ただ「はやぶさ」は、例えばイオンエンジンでも宇宙で作動した経験がないような長時間作動するなど大変工学的に挑戦的なことをやっているので、多少の不具合も実験のうちと温かく見守ってもらえればと思います。
また、ぶつかったときに重力があるかないかで違うかという話ですが、同じものが同じ速度でぶつかれば、特殊な場合を除いて同じダメージだと思います。そのため、重力があって、重力で引っ張られてぶつかる瞬間に速度が上がれば、大きなダメージになります。
浜崎:
(1)人工衛星一般で話すと、人工衛星は打ち上げてから5年、10年故障無しで動き続けなければなりません。例えば電球の寿命は、1,000時間くらいです。5年間動き続けるとなると44,000時間くらいですが、これだけの時間、そのまま動き続ける部品を作ることは非常に大変です。これは宇宙に限らず、地上でも大変です。それに加え、宇宙空間では非常に強い放射線が当たります。

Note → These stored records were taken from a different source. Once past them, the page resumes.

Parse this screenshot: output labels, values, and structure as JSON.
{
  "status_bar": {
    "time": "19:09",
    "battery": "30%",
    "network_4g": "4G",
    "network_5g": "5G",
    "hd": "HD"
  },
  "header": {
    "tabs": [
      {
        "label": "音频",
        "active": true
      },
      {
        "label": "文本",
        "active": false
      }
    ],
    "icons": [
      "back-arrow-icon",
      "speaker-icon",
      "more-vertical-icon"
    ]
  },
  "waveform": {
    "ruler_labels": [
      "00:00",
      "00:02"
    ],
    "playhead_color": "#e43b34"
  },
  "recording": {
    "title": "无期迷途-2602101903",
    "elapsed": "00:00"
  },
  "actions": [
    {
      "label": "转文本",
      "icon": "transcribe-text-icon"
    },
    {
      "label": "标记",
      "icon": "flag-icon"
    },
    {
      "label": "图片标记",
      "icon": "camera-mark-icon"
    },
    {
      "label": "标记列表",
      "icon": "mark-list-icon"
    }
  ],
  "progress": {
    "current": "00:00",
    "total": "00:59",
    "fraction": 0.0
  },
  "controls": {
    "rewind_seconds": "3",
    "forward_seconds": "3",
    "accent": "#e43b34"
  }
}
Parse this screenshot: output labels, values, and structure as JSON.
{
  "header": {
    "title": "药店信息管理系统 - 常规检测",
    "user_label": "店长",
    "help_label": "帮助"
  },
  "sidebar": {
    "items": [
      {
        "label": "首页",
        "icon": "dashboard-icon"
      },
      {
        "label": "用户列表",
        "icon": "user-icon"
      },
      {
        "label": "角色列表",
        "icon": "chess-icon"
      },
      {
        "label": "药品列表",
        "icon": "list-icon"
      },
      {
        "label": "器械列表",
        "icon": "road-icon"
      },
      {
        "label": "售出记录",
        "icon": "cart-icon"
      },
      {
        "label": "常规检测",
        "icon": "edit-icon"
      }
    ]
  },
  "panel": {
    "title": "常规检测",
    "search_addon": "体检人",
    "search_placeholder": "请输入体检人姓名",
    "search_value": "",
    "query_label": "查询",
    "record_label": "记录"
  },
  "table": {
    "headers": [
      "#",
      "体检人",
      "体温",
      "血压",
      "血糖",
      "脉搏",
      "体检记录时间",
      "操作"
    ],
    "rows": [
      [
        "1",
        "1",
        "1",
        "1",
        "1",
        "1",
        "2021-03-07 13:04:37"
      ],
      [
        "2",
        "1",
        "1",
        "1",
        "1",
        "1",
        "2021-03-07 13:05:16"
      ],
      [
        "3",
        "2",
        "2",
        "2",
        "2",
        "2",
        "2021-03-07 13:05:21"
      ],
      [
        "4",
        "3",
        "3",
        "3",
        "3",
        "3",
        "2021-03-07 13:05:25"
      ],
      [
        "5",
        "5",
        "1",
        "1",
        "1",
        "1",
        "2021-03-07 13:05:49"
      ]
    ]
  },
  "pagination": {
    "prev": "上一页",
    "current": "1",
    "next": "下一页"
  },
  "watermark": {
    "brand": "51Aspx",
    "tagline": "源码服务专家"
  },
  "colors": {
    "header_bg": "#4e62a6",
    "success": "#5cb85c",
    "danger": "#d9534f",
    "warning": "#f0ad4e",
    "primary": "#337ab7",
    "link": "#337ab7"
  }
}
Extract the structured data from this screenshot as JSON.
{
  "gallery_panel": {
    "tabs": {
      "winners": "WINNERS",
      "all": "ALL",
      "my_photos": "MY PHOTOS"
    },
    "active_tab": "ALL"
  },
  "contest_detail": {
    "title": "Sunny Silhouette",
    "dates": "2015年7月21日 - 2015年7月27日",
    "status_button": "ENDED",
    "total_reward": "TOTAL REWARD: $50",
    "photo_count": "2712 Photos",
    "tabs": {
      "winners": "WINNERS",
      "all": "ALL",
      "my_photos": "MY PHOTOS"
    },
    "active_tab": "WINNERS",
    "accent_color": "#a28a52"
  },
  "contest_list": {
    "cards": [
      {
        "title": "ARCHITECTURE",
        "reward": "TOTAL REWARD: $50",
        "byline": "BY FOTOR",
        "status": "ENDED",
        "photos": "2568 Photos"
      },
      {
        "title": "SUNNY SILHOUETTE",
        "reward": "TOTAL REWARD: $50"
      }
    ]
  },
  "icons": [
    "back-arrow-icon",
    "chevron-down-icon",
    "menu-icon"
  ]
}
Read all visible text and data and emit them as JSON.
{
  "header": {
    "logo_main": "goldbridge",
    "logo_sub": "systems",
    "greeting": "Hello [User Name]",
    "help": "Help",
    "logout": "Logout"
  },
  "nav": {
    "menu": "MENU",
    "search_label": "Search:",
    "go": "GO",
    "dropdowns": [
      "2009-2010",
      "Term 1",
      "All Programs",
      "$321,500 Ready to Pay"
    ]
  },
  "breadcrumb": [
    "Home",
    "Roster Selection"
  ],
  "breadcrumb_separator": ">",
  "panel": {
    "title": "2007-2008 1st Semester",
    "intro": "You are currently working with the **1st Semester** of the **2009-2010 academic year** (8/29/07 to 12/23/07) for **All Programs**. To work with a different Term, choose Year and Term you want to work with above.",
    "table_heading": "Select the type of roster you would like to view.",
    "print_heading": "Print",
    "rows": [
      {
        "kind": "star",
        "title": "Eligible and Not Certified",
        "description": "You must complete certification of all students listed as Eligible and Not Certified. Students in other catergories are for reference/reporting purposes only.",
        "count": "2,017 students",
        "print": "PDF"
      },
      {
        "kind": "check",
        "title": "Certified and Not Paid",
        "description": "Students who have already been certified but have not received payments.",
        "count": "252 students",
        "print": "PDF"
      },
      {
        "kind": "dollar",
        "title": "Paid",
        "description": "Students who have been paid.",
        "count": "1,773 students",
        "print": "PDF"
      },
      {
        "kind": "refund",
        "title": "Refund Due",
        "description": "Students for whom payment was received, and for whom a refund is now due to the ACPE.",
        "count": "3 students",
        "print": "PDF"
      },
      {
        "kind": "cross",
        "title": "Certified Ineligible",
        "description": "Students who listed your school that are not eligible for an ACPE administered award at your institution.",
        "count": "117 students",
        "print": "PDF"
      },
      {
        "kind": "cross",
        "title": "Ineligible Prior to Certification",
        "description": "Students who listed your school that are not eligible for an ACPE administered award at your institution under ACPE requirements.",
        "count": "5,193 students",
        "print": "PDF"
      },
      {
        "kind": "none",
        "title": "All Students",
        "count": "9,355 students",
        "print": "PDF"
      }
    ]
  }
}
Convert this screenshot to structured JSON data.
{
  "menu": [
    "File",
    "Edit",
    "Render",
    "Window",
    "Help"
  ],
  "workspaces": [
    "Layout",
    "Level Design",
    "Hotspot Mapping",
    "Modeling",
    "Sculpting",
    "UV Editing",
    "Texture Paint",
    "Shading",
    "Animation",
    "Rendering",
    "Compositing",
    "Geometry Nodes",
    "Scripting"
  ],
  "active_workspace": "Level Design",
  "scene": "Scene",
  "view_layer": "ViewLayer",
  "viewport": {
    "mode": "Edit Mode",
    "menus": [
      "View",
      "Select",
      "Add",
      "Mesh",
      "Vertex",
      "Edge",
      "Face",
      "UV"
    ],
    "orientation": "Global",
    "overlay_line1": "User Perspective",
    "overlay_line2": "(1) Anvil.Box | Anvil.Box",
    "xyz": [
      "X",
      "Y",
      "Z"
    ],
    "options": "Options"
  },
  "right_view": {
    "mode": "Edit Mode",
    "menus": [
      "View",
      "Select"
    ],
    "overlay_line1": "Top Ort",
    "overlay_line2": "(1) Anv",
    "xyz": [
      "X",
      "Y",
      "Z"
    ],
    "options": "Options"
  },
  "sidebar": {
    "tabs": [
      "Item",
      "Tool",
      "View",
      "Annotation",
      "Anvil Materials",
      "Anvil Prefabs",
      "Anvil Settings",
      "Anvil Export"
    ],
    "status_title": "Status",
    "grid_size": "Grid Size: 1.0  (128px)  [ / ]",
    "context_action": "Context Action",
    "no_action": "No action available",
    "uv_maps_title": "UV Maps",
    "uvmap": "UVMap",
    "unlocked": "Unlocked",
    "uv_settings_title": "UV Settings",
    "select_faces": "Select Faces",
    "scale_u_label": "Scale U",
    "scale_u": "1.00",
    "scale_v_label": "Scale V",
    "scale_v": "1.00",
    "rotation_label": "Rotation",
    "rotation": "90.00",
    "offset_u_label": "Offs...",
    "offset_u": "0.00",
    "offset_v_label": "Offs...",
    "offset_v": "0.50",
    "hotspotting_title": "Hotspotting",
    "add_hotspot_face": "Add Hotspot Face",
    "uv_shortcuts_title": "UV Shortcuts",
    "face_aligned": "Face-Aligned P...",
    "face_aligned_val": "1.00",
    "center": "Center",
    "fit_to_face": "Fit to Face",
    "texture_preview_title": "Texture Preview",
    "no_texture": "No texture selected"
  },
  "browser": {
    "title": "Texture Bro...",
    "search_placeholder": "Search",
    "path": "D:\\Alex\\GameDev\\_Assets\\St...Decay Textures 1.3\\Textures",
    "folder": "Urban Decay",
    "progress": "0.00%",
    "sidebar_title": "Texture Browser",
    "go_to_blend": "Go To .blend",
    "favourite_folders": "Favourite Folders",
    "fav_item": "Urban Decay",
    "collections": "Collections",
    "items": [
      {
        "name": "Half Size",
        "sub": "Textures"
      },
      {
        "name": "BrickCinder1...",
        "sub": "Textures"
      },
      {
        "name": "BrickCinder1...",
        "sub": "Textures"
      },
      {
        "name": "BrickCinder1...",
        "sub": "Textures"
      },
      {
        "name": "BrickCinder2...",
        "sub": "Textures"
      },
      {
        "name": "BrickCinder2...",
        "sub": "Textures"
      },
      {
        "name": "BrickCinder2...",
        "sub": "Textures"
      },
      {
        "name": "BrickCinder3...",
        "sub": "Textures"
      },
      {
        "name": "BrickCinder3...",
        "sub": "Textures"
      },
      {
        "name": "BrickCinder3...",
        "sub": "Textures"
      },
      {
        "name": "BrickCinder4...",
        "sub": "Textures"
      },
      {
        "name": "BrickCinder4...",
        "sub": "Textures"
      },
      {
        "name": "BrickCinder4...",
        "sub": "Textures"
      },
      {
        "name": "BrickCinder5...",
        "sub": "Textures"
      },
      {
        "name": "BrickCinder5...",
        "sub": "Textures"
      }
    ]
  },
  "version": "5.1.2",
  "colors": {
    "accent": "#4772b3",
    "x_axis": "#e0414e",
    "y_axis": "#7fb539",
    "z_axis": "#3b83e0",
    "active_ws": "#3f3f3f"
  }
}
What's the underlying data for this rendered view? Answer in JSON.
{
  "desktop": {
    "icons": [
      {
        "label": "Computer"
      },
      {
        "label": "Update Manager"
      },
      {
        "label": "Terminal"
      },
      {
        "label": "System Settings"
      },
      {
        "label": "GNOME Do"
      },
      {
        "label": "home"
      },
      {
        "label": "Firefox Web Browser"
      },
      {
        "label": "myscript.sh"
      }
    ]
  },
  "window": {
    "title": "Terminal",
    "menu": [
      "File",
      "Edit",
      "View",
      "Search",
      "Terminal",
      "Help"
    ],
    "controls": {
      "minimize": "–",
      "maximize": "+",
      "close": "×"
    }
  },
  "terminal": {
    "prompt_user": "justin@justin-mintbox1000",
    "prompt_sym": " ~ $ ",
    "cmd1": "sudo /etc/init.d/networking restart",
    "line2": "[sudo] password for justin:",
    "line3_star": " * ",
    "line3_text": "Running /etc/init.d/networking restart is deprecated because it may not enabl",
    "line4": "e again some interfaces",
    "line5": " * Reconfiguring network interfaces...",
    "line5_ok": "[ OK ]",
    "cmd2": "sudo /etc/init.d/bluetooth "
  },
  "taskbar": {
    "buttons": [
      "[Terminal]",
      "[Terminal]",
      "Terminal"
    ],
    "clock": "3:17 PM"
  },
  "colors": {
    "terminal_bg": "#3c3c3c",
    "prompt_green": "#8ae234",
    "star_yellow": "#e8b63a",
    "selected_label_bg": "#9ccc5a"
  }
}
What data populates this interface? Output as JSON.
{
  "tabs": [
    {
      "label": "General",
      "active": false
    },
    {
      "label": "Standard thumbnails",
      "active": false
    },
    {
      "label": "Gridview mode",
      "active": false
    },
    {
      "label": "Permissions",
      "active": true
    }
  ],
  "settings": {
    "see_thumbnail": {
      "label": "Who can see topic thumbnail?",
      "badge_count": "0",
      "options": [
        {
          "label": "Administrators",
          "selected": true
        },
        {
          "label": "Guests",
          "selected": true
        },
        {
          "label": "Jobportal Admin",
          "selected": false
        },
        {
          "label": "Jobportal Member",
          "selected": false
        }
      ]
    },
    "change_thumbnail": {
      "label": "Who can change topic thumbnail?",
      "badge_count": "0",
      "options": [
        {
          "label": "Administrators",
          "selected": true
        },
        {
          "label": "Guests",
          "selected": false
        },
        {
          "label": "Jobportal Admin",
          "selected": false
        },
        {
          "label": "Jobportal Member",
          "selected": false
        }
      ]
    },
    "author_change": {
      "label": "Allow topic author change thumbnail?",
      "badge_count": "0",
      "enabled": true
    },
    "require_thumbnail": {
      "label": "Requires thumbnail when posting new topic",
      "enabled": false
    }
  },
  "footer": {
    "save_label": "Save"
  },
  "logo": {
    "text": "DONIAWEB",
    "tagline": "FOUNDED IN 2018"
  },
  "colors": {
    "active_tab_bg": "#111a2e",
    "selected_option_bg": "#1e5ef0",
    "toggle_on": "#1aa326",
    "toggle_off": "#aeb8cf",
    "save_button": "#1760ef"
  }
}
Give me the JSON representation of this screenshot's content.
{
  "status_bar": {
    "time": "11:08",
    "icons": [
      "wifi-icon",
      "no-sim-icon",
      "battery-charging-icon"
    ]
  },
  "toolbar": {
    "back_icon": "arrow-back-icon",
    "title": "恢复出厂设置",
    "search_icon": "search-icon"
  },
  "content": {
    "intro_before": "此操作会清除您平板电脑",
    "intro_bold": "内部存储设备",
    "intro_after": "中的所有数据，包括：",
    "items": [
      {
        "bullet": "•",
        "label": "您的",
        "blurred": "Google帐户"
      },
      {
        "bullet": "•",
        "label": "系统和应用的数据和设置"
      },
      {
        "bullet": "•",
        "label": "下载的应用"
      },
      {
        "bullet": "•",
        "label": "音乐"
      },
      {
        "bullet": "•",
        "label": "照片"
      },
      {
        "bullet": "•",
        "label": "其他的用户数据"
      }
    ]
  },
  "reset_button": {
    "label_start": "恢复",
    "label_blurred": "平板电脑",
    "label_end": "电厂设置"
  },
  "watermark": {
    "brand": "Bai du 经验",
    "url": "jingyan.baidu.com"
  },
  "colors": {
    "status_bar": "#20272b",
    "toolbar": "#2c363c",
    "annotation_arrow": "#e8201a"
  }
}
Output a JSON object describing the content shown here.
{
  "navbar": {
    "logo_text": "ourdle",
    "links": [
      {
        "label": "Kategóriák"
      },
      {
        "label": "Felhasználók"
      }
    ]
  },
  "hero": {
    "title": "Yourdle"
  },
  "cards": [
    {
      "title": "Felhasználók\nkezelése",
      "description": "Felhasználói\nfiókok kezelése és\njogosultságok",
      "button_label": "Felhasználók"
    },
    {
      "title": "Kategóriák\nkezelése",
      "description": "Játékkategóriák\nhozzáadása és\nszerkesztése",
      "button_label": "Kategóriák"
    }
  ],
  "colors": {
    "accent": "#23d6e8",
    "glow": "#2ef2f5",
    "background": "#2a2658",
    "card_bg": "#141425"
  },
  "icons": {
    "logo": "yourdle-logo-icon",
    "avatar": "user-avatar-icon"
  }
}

特に繊細な電子部品ほど放射線に弱いので、宇宙で使っている部品はその放射線に耐え得るような特殊な試験を繰り返してから打ち上げています。温度環境も衛星の表面で日の当たるところはプラス100度くらい、日陰の部分はマイナス100度くらいになっているので、中の機器を保つために非常に精密な温度制御をしています。外は急激に温度が変わっても、衛星の中は15度、20度くらいにおさまるような工夫を重ねながらやっているので、「はやぶさ」に限らず衛星を5年間動かし続けることは非常に大変な問題です。そのため、衛星の中の機器は大体すべて2つ以上載っていて、1つが壊れても大丈夫なようになっています。
(2)宇宙飛行士は風邪をひかないかという話ですが、宇宙飛行士も風邪はひきます。宇宙飛行士は、打ち上げの直前になると隔離され、接触する人も本当に家族のみで、その家族も非常に健康に気を使っています。そのため、体調を崩すことがあっても、大きな病気をすることはないようです。
ただ生身の人間なので、特別なことはないし、宇宙空間で特にかかりやすい、かかりにくいという話は、直接は聞いていません。